Maybe your new spouse already has a full nest egg, but your adult children still really could use the funds you’ve already willed to them. Then again your prospective spouse might have a pension fund; when you’re eligible to receive it, add your loved one as a beneficiary. Get some sage financial advice from the professionals like a tax law expert and a good CPA.  

A good professional will counsel you about what is best for your marriage and your family.

Remember to work out the details of what you specific unique people want together.  Be loving. Be smart. Be wise. And do bring in professional financial help and legal experts to discuss and ensure your mutual wishes.

Make sure you are both on the same page, and that your financial decisions reflect your love and respect for each other.

Talking Through The Hard Stuff

Headshot of Marni BattistaWith more than 25 years of experience, Marni Battista is a certified professional Dating and Relationship Coach and Expert. Marni is an author, founder of Dating with Dignity, and host of a weekly web show, “The Dating Den.” Marni has appeared in Cosmopolitan Magazine, Men’s Fitness and more.

We caught up with Marni to see how to go about dealing with rewriting your will.

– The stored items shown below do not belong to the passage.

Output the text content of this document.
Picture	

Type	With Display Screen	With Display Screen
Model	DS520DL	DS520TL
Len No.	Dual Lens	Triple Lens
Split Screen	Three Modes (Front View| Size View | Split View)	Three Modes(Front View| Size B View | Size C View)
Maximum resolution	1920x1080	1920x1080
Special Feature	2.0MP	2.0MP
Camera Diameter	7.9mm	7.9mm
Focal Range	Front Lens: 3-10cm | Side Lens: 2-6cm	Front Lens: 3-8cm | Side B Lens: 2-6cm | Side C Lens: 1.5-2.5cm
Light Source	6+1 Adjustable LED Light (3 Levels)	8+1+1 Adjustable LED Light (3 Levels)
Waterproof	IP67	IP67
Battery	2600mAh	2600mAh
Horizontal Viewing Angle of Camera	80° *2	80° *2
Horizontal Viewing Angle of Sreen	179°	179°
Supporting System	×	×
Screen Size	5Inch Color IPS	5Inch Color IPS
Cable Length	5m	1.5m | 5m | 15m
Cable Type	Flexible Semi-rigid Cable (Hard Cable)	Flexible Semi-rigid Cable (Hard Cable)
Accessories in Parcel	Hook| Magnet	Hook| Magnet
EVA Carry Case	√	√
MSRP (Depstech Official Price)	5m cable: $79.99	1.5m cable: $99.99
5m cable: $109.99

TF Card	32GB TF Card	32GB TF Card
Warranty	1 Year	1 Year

I suggest meeting with your attorney separately so that he/she can dive into the pros and cons of each decision you make. Once you have your separate meetings and are clear on your needs, it’s ideal to come together and make sure you are both in agreement on how things will unfold when one spouse passes away. This is an important conversation to have, especially when their are children in the mix or a lot of assets that will need to be distributed.

It may be a difficult topic to bring up, but communication in any marriage is key. Marni shares from her personal experience how important it is to talk through the details.

Having done this myself when I recently got married at the age of 48, and seeing clients do this at ages ranging from their 50s to 70s and beyond, the most important component is to have clear expectations and excellent communication. ‘Doing marriage’ late in life is a unique experience, and discussing how you want to be, as a couple, and understanding that there will definitely be ‘competing needs’ will ensure the best outcome possible so that the needs and desires of both partners are met.

Be honest about your needs as well as your wants during this process, and listen carefully to your partner. Compromise is necessary to a healthy relationship.

Healthy Finances, Healthy Marriage

According to statistics, trouble or disagreement over finances are the number one reason marriages end in divorce. But don’t let that frighten you! Open communication and preparation with your finances will lead to a healthy, happy marriage.